Around that same period, cases of methicillin-resistant Staphylococcus aureus (MRSA) jumping from livestock to people were increasing, particularly among pig breeders and veal calf raisers. The staph infection strain is impervious to most commonly used antibiotics, and the infection risk is so high, Dutch doctors and hospitals will not see patients from farms until the end of the shift to reduce the chance of disease transmission. Concerns over the connection between livestock antibiotic use and human drug resistance, combined with political animal welfare initiatives, pressured the farming industry to take action.

Committing to the cause

In 2008, a memorandum of understanding was drafted and signed by farmers, veterinarians and dairy representatives that committed the industry to a multi-stage effort to reduce antibiotic use while increasing transparency on dairy farms. This included benchmarking and heightened veterinary oversight, with the goal of reducing antimicrobial usage by 20 percent in 2011, 50 percent in 2013 and 70 percent in 2015.

“I have to have a written agreement with my vet,” Voodgd said. The vet is responsible for the content of the farm’s health and treatment plan, which includes setting goals on a yearly basis for such things as health status and antimicrobial use; the farmer’s responsibility is to act in accordance with this plan.


“The vet is the only one who can prescribe and deliver antibiotics to me and register antibiotics with the regulatory system,” he added, noting that any time antimicrobials are used on animals, veterinarians must report into a central system monitored by the Veterinary Medicines Authority. Individual reports are published quarterly. With veterinary consent, farms are allowed to have antibiotics on hand for no more than 10 percent of animals on the farm. Compliance is regulated by authorities.

Impact on dairy farms

Under the regulations, “preventative use of antibiotics is forbidden by law,” according to Voodgd. Treatments that were once commonplace on Dutch dairies are no longer permissible, including the blanket use of antibiotics for dry cow therapy. Instead, guidelines for curative care at the time of dry-off are in place based on the individual cow’s somatic cell count (SCC). Antibiotic treatment is allowed for heifers with a SCC greater than 150,000 and second-lactation and later cows with a SCC greater than 50,000. The limit is higher for young cows, Voodgd explained, because they are better able to overcome an infection on their own. Overall, the reduction in drug use at dry-off has not resulted in negative effects on udder health. In fact, SCC is actually on a downward trend in the Netherlands.
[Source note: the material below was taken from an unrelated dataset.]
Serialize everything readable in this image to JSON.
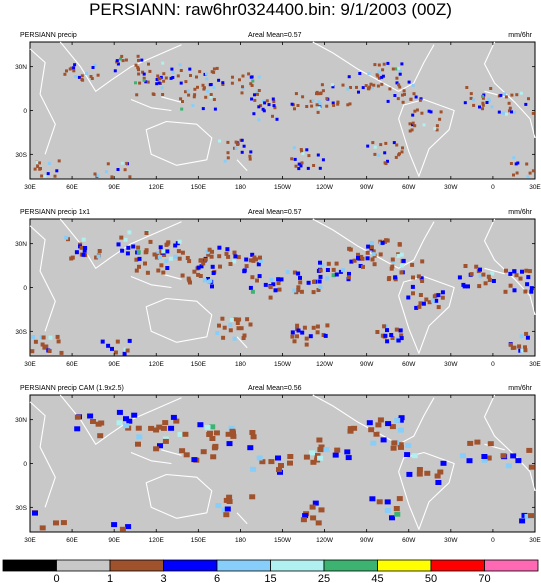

“Selective dry cow therapy can work well,” he said, estimating that he treats about one-third of his 85-cow herd with dry cow therapy antibiotics. His udder health strategy includes using an external teat sealant and reducing milk production at the time of dry-off down to less than 10 kg per day. He is able to do this by gradually cutting back the amount of concentrate fed through his robotic milking system. “The less milk at dry-off, the better,” he noted.

Though adapting to the more stringent antibiotic use has been a learning experience, Voodgd recognized its benefits. In particular, it has opened up markets for high-value milk products like baby formula. He also believes the system provides good benchmarks for farmers and encourages them to focus on management and preventative measures rather than relying on medication.